The weekly unemployment claims are beginning to reflect the tiny, but growing cracks that have begun to appear in the labor markets.
The number of Americans applying for unemployment benefits last weekend remained at its highest level since October 20, 21. The Fed won't be surprised if, between now and its next meeting, the weekly data on jobless benefits shows that more people have applied for unemployment.
The signs of a cooling labour market appear a year after Fed tightening cycle began in March 2022. This is not a mere coincidence. Economists argue that it takes at least a year for the Fed's actions to be felt in the economy.
The Fed will also pay close attention to new data on wages and job openings.
Powell has repeatedly stated that he wants the number of unemployed people to decrease. This would put downward pressure on wages which have been rising as employers struggle to fill vacancies. Employers who raise wages give people more money to spend, which in turn allows businesses to raise prices.
Powell's dream came true in March. The number of job openings dropped to its lowest level in almost two years. The ratio between the number of Americans with jobs and those without jobs dropped to 1,67. This was the third consecutive month that job openings declined.
Initial estimates from BLS's Job Openings and Labor Turnover Survey show that the ratio increased to 1.79 in April when unexpectedly, job openings rose.
The Fed has a valid reason for wanting more time to consider before deciding on interest rates. It's difficult to imagine that the Fed will have a better understanding of the current situation if job openings change that dramatically in a month.
The Employment Cost Index will be a key source of information on wages. The Fed will not have this data available at its meeting in July, as it won't be released until two days after the meeting. The BLS confirmed to CNN the Fed will not receive any advance information prior to the release of the report to the public.
According to the latest ECI report, wages increased by 1.2% during the first quarter of this year. This is a slight drop from the peak of 1.4% in September 2021.
If the ECI report shows the same increase in hourly earnings as the monthly unemployment report, then it is safe to assume that wage growth will continue in the second quarter.

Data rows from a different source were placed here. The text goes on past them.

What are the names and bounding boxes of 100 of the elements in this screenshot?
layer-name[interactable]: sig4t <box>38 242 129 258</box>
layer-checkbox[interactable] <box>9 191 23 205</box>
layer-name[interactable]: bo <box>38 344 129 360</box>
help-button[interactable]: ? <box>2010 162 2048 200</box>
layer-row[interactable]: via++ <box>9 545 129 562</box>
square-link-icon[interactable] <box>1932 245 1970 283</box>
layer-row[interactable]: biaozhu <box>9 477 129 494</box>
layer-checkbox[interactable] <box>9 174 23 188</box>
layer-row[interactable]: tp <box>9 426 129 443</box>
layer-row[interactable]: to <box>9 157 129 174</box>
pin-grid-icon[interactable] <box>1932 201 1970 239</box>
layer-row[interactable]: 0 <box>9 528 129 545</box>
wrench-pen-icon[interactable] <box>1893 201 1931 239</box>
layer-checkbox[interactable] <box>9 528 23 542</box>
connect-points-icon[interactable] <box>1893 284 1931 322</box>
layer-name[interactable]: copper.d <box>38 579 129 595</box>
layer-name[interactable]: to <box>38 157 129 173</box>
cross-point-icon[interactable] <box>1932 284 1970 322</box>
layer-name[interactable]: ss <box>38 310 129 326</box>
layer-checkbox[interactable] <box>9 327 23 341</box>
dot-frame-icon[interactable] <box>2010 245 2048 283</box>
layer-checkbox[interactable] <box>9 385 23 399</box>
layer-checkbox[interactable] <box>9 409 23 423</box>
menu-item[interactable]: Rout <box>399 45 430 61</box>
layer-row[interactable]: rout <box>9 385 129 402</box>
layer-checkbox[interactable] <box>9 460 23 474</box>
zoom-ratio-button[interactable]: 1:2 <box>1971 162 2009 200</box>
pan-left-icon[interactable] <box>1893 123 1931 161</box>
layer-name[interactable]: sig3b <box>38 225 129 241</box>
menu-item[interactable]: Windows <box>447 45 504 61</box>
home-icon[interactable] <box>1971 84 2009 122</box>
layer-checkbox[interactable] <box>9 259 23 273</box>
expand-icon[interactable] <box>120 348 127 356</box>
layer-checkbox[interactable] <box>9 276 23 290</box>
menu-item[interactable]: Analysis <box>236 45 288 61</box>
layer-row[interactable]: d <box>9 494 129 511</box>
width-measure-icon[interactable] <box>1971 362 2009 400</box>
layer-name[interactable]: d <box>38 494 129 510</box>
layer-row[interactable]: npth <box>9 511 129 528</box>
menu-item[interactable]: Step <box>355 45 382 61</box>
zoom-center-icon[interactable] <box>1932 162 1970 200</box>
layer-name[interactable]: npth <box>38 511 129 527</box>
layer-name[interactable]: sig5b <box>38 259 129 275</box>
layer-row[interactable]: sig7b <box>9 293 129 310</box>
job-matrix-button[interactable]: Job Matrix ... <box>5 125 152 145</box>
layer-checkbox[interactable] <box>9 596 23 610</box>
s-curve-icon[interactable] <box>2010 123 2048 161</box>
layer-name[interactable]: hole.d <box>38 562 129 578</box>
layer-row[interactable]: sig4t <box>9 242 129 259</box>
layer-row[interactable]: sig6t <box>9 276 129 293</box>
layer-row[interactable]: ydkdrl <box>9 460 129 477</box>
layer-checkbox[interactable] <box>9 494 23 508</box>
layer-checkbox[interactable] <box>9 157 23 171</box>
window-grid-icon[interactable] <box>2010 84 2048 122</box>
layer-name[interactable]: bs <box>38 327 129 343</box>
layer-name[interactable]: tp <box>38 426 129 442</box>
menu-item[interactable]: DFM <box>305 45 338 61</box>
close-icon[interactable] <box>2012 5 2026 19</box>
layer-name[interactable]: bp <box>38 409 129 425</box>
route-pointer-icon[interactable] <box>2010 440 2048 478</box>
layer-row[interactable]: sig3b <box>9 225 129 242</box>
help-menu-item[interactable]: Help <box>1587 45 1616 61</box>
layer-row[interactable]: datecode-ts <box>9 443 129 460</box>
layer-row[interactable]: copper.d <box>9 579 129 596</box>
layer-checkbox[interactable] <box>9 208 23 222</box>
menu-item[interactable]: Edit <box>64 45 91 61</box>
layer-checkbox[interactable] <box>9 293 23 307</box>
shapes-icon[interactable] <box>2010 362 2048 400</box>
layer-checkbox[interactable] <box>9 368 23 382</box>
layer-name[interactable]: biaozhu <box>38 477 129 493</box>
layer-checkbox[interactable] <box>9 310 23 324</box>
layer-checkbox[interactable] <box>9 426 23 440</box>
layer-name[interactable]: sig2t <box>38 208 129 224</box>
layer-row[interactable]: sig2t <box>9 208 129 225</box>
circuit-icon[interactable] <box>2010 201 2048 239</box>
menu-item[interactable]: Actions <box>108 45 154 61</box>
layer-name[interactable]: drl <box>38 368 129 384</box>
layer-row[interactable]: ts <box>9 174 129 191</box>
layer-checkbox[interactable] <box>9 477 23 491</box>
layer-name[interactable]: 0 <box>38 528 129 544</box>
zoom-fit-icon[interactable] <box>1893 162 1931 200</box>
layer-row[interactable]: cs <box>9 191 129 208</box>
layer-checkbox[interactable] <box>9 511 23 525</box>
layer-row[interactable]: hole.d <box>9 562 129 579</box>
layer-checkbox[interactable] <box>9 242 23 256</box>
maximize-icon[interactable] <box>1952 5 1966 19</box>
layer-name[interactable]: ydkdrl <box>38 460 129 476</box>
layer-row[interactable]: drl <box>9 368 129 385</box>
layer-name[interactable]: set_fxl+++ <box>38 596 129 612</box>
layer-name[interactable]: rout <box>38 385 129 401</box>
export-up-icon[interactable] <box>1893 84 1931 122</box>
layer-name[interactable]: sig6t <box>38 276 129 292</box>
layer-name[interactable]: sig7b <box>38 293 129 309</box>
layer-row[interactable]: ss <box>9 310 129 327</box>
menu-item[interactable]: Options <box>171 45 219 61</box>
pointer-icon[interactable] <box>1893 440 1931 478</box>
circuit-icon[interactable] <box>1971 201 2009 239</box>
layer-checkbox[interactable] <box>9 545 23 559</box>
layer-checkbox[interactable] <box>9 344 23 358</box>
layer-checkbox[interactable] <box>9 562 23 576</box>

The last missing piece of the puzzle
The Fed will also have to review the inflation data for the month of August, in addition to the second-quarter GDP figures due by the end of the month.
Inflation took an entire year to reach this point. Six weeks won't make a difference.
The Fed, unlike the college basketball team is not down by two points and has a good chance of winning the game once it resumes. Team Fed has caught up to its opponent but there is still a long way to go.
They could save some timeouts to the end.